S.M.A.L.L - E | Devpost

Inspiration

We wanted to explore what happens when artificial intelligence can not only think and speak, but also see and respond to the people around it. Our team envisioned an interactive, physical assistant that merges computer vision, language models, and speech synthesis into one friendly, real-world presence.

What it does

S.M.A.L.L - E — is an interactive AI robot that can see, listen, and respond like a human companion. It recognizes and tracks faces, listens to speech, and replies in real time with natural conversation and expressive voice. The camera, mounted on a movable servo, allows the robot to physically turn toward whoever is speaking, creating the sense of genuine attention and awareness. Together, these elements make for a small yet lively assistant that feels truly present in its environment and capable of holding meaningful dialogue.

How we built it

We combined several frameworks and devices to bring the robot to life. Two Jetson Nano boards handled the vision and speech recognition tasks, sending processed data to a Raspberry Pi that controlled the servo-mounted camera. This coordination allowed the robot to orient toward a speaker while maintaining smooth, real-time interaction.
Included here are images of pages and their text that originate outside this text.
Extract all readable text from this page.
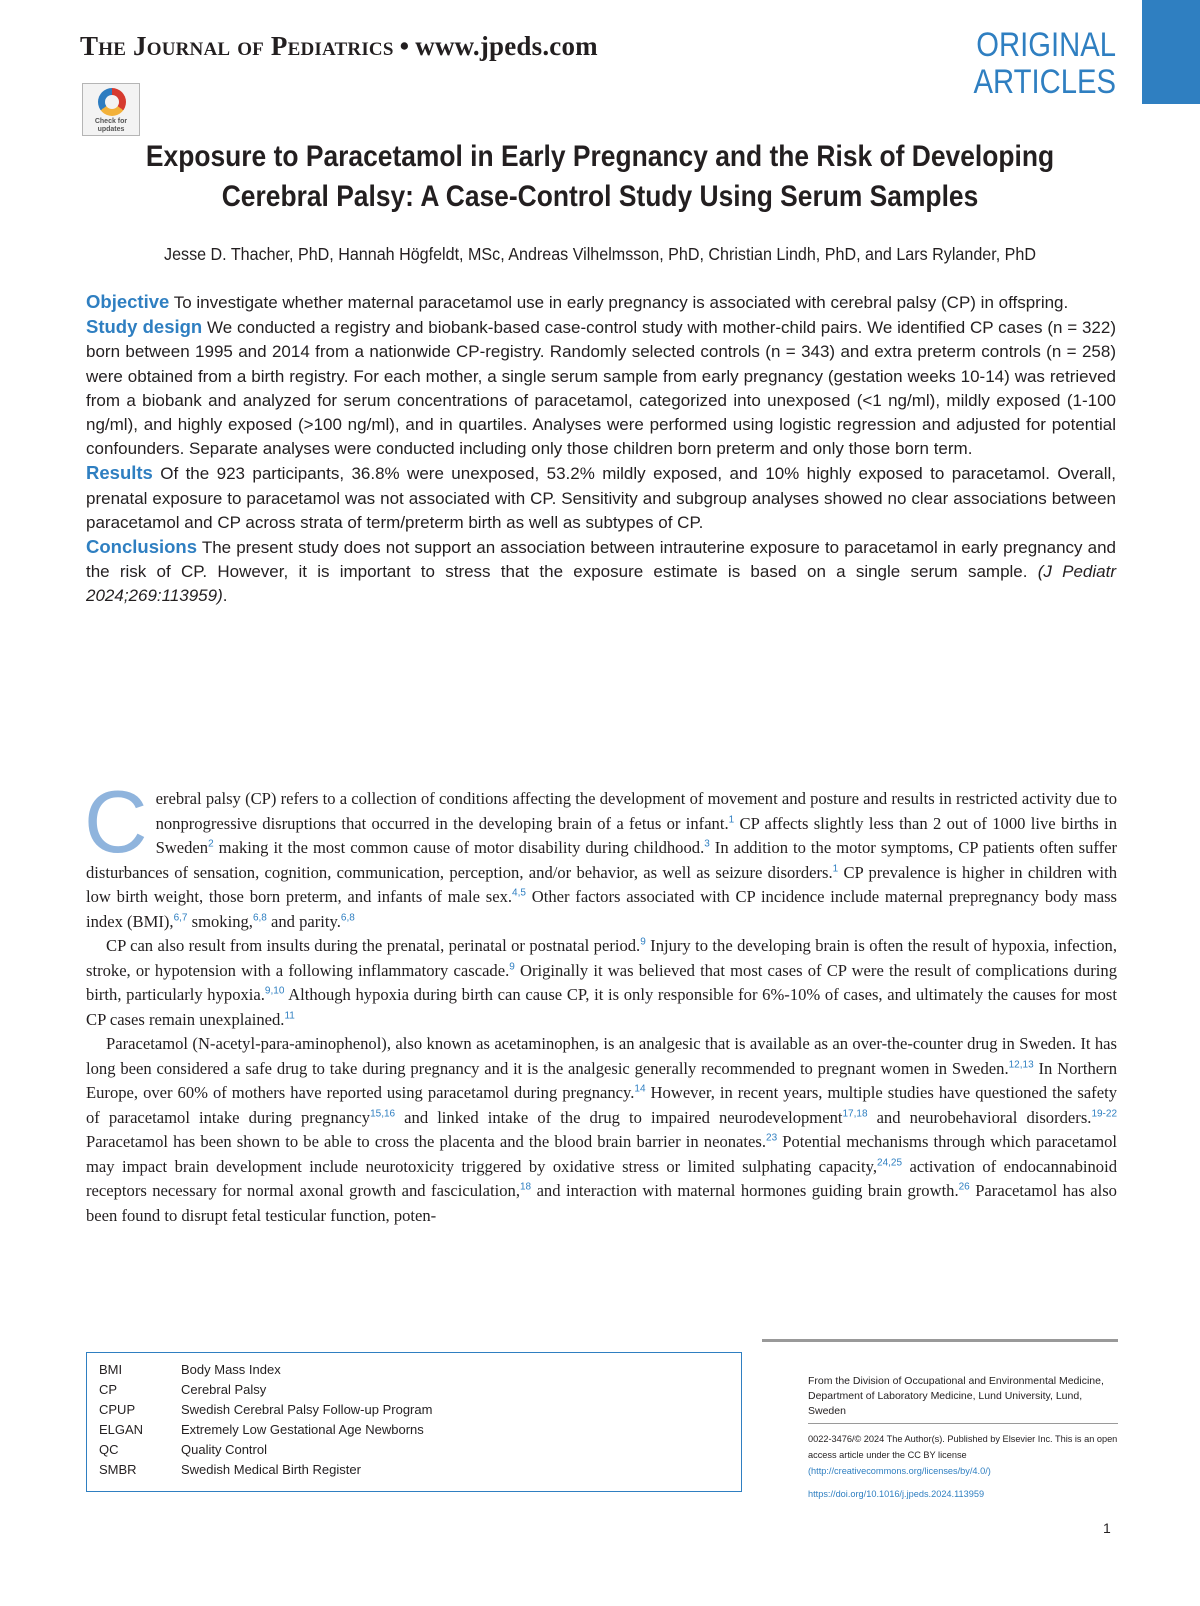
The Journal of Pediatrics • www.jpeds.com	ORIGINAL
ARTICLES
Check for updates
Exposure to Paracetamol in Early Pregnancy and the Risk of Developing
Cerebral Palsy: A Case-Control Study Using Serum Samples
Jesse D. Thacher, PhD, Hannah Högfeldt, MSc, Andreas Vilhelmsson, PhD, Christian Lindh, PhD, and Lars Rylander, PhD

Objective To investigate whether maternal paracetamol use in early pregnancy is associated with cerebral palsy (CP) in offspring.

Study design We conducted a registry and biobank-based case-control study with mother-child pairs. We identified CP cases (n = 322) born between 1995 and 2014 from a nationwide CP-registry. Randomly selected controls (n = 343) and extra preterm controls (n = 258) were obtained from a birth registry. For each mother, a single serum sample from early pregnancy (gestation weeks 10-14) was retrieved from a biobank and analyzed for serum concentrations of paracetamol, categorized into unexposed (<1 ng/ml), mildly exposed (1-100 ng/ml), and highly exposed (>100 ng/ml), and in quartiles. Analyses were performed using logistic regression and adjusted for potential confounders. Separate analyses were conducted including only those children born preterm and only those born term.

Results Of the 923 participants, 36.8% were unexposed, 53.2% mildly exposed, and 10% highly exposed to paracetamol. Overall, prenatal exposure to paracetamol was not associated with CP. Sensitivity and subgroup analyses showed no clear associations between paracetamol and CP across strata of term/preterm birth as well as subtypes of CP.

Conclusions The present study does not support an association between intrauterine exposure to paracetamol in early pregnancy and the risk of CP. However, it is important to stress that the exposure estimate is based on a single serum sample. (J Pediatr 2024;269:113959).

Cerebral palsy (CP) refers to a collection of conditions affecting the development of movement and posture and results in restricted activity due to nonprogressive disruptions that occurred in the developing brain of a fetus or infant.$^1$ CP affects slightly less than 2 out of 1000 live births in Sweden$^2$ making it the most common cause of motor disability during childhood.$^3$ In addition to the motor symptoms, CP patients often suffer disturbances of sensation, cognition, communication, perception, and/or behavior, as well as seizure disorders.$^1$ CP prevalence is higher in children with low birth weight, those born preterm, and infants of male sex.$^{4,5}$ Other factors associated with CP incidence include maternal prepregnancy body mass index (BMI),$^{6,7}$ smoking,$^{6,8}$ and parity.$^{6,8}$

CP can also result from insults during the prenatal, perinatal or postnatal period.$^9$ Injury to the developing brain is often the result of hypoxia, infection, stroke, or hypotension with a following inflammatory cascade.$^9$ Originally it was believed that most cases of CP were the result of complications during birth, particularly hypoxia.$^{9,10}$ Although hypoxia during birth can cause CP, it is only responsible for 6%-10% of cases, and ultimately the causes for most CP cases remain unexplained.$^{11}$

Paracetamol (N-acetyl-para-aminophenol), also known as acetaminophen, is an analgesic that is available as an over-the-counter drug in Sweden. It has long been considered a safe drug to take during pregnancy and it is the analgesic generally recommended to pregnant women in Sweden.$^{12,13}$ In Northern Europe, over 60% of mothers have reported using paracetamol during pregnancy.$^{14}$ However, in recent years, multiple studies have questioned the safety of paracetamol intake during pregnancy$^{15,16}$ and linked intake of the drug to impaired neurodevelopment$^{17,18}$ and neurobehavioral disorders.$^{19-22}$ Paracetamol has been shown to be able to cross the placenta and the blood brain barrier in neonates.$^{23}$ Potential mechanisms through which paracetamol may impact brain development include neurotoxicity triggered by oxidative stress or limited sulphating capacity,$^{24,25}$ activation of endocannabinoid receptors necessary for normal axonal growth and fasciculation,$^{18}$ and interaction with maternal hormones guiding brain growth.$^{26}$ Paracetamol has also been found to disrupt fetal testicular function, poten-

BMI	Body Mass Index
CP	Cerebral Palsy
CPUP	Swedish Cerebral Palsy Follow-up Program
ELGAN	Extremely Low Gestational Age Newborns
QC	Quality Control
SMBR	Swedish Medical Birth Register
From the Division of Occupational and Environmental Medicine, Department of Laboratory Medicine, Lund University, Lund, Sweden
0022-3476/© 2024 The Author(s). Published by Elsevier Inc. This is an open access article under the CC BY license (http://creativecommons.org/licenses/by/4.0/)
https://doi.org/10.1016/j.jpeds.2024.113959
1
Our system incorporated the following key components:

-DeepFace for facial detection and tracking -Jetson Xavier for speech recognition and for processing camera data to the Raspberry Pi -Raspberry Pi + servo motors for camera motion control -Faster whisper on coda 11.4 for speech-to-text processing -Gemini API for intelligent language understanding and response generation -ElevenLabs API for realistic text-to-speech output -Python 3.11/3.12 and VS Code for integration and testing -Intel Realsense d435

The system communicates through lightweight network calls between the camera module, the Jetson processing units, and the Raspberry Pi’s control program, forming a unified audio–visual interaction pipeline.

Challenges we ran into

Version control of Jetson hardware and communications between Jetson and servos.

Accomplishments that we're proud of

We hope to have delivered a finished product that allows hardware and AI to effectively interact with its environment and individuals.

What we learned

We deepened our understanding of multimodal AI systems, asynchronous communication between hardware and cloud APIs, and the importance of consistent environment setup for reproducible results. We also gained hands-on experience integrating vision, audio, and language in a cohesive user experience.